The outcome of Bush, Obama, Cheney and Yoo's trials.
So they like facts more than legal arguments? Thats great, we have lots of those. Drone strikes targeted by cell phone data killing innocent people. A whole system of assasination based on paid informants and lies. A torture program that was swept under the rug rather than exposed and prosecuted....
Lots and lots of facts for them.
"I opened my eyes, and everything went dark again"

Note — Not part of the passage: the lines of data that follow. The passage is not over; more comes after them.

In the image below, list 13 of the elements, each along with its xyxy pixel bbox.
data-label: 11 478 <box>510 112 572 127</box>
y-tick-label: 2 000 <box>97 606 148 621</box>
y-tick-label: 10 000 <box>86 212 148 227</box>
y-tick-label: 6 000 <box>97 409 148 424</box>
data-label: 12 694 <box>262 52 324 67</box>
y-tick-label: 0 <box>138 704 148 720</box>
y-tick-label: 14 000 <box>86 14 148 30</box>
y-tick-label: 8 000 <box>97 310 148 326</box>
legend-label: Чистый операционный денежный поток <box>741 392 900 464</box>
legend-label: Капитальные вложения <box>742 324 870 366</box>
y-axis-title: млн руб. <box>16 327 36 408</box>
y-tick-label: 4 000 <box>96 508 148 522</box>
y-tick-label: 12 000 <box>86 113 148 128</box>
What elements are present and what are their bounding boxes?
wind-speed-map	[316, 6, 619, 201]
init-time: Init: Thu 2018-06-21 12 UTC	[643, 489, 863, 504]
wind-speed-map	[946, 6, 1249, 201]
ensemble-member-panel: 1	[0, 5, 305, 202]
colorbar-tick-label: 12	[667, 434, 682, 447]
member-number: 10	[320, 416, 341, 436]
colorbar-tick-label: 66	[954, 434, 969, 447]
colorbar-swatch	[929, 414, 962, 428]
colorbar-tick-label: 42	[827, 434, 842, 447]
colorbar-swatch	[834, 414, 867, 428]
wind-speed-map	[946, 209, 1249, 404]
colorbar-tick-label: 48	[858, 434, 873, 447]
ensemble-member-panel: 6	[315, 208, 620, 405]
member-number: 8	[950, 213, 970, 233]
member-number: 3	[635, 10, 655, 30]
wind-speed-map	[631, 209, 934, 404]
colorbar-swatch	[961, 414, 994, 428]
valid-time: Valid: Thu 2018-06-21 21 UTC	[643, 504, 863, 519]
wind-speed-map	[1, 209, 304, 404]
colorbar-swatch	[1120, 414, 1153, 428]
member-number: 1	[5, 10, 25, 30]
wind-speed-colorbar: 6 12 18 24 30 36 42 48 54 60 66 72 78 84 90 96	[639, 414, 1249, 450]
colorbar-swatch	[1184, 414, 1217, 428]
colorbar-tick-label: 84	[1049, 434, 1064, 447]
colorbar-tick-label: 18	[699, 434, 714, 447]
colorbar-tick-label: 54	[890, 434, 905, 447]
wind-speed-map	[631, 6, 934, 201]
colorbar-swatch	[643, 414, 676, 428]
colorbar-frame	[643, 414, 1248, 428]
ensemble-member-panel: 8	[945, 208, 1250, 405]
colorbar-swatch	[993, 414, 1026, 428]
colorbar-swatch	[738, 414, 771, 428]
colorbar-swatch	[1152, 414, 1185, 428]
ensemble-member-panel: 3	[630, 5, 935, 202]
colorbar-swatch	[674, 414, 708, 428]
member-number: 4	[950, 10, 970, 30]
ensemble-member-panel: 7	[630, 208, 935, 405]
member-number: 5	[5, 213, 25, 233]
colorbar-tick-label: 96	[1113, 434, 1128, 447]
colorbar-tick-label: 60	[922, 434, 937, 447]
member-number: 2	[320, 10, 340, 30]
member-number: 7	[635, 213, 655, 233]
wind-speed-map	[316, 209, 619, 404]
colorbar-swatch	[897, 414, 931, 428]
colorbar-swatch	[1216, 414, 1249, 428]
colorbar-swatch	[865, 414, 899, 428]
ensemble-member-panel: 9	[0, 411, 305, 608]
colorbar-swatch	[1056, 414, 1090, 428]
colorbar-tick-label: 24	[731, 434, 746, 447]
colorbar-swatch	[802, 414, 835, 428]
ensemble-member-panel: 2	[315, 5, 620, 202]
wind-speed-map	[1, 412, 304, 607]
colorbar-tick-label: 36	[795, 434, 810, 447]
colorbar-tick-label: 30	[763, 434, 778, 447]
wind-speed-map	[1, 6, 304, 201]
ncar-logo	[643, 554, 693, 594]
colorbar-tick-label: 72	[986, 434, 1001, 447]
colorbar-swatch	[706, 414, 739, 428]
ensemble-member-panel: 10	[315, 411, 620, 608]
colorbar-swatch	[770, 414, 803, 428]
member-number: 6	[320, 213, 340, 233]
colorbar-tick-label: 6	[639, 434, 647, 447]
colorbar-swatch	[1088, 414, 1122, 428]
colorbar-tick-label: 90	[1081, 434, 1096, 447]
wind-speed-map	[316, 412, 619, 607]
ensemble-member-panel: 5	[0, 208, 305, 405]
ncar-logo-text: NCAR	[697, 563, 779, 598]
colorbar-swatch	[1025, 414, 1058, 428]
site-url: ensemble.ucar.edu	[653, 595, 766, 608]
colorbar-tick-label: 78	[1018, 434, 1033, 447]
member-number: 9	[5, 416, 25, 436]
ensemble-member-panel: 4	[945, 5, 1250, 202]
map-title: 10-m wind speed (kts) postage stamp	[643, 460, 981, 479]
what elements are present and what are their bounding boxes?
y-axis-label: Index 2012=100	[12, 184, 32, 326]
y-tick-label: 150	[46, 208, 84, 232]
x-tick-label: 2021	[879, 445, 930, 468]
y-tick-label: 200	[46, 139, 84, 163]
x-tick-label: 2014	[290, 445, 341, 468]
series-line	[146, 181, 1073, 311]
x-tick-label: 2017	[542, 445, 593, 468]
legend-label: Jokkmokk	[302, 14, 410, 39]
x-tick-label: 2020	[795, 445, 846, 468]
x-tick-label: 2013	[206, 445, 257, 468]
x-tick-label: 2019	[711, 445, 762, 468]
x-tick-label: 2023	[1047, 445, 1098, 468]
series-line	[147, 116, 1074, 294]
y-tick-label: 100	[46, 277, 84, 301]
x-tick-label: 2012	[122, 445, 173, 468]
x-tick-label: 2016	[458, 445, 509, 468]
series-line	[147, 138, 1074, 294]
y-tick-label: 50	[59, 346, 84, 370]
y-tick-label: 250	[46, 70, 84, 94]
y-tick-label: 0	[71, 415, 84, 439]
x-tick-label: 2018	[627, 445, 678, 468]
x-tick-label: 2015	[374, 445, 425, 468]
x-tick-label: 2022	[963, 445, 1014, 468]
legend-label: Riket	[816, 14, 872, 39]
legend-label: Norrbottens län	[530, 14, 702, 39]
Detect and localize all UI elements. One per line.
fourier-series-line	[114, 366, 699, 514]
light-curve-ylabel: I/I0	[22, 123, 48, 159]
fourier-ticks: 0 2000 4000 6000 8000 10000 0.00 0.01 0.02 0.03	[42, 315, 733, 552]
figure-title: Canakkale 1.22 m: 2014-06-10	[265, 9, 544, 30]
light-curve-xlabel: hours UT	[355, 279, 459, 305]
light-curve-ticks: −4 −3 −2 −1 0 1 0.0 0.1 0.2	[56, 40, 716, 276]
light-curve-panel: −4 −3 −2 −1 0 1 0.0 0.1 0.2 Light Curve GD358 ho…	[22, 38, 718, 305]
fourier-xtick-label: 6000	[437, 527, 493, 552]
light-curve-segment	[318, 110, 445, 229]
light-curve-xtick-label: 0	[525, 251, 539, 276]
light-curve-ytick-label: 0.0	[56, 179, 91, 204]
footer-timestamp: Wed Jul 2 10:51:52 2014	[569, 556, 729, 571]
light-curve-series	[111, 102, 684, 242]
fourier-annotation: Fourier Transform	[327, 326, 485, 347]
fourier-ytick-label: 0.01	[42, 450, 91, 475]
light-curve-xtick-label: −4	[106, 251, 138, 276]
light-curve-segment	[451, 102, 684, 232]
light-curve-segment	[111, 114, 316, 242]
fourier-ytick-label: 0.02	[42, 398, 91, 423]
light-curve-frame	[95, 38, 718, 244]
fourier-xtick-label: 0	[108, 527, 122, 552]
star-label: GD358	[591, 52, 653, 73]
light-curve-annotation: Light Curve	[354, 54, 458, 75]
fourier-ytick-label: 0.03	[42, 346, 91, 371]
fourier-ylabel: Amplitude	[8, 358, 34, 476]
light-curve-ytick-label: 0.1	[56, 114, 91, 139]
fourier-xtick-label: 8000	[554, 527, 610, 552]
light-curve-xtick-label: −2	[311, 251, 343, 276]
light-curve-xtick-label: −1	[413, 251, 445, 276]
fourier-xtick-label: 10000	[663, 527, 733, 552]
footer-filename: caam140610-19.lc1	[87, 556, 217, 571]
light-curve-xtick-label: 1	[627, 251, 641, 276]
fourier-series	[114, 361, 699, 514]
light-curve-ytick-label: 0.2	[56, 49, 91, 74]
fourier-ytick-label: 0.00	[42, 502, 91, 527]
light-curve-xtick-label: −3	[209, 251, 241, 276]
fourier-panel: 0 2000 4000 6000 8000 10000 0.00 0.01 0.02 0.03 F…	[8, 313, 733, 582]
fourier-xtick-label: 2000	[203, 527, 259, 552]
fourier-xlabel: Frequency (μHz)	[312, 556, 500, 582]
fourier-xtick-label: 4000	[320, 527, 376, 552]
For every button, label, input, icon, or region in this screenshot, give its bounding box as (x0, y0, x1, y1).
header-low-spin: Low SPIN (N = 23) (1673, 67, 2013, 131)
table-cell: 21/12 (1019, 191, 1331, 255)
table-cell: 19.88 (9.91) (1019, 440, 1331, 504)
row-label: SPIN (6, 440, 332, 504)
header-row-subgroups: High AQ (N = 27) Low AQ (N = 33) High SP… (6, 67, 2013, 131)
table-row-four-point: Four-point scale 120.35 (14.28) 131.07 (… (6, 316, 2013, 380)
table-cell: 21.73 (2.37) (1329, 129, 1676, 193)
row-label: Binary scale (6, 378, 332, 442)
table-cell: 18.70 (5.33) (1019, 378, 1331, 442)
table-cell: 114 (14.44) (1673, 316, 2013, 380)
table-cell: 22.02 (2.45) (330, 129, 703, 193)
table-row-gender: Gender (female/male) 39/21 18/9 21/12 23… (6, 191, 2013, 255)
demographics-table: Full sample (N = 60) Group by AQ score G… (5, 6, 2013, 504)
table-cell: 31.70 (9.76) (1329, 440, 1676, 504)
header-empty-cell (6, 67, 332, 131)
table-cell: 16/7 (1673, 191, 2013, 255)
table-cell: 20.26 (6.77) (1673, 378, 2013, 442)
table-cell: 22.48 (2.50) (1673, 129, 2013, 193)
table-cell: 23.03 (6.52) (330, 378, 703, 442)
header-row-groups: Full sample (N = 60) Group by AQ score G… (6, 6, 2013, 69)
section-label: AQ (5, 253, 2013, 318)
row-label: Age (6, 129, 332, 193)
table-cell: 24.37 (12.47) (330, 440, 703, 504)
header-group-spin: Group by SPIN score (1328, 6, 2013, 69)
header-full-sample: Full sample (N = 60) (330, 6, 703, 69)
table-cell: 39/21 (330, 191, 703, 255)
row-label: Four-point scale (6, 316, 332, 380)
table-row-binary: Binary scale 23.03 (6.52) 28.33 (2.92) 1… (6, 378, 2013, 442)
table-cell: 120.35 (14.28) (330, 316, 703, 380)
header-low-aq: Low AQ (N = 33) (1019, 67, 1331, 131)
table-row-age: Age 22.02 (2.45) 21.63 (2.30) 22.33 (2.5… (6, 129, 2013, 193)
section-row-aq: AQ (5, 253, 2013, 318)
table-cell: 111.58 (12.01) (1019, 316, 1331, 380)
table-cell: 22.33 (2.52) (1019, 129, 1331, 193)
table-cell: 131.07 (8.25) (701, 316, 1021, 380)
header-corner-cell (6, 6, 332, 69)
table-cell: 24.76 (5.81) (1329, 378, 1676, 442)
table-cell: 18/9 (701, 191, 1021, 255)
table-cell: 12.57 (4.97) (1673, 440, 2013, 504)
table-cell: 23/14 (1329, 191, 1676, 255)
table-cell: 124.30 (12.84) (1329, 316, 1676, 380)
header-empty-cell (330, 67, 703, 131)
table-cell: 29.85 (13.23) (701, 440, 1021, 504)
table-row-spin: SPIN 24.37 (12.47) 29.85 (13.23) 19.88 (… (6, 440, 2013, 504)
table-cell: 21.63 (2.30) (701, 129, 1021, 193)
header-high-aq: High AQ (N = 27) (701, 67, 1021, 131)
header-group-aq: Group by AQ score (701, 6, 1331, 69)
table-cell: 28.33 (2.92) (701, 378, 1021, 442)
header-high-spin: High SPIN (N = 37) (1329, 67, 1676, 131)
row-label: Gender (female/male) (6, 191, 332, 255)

but how well does it do with cases not in the training data set?
I can predict Egyptian and Russian human rights trials with 100% accuracy with a simple shell script.
echo "Guilty!"
So I coin toss could predict it with 50% accuracy. How well can a human being perform the same task? Not sure that 20% better then a coin toss makes your AI very intelligent. Of coarse I'm sure it is just the beginning of a lot of cool work.
âoeTolerance applies only to persons, but never to truth. Intolerance applies only to truth, but never to persons.
Using a machine to predict human behavior.
We humans still need the ability to correctly predict machine behavior. Like what day your car will break down on the freeway in rush hour, when you're late to work.
If you don't, you have no rights.
BTW, there is no right to "standing" or for the government to reveal that you even potentially have "standing.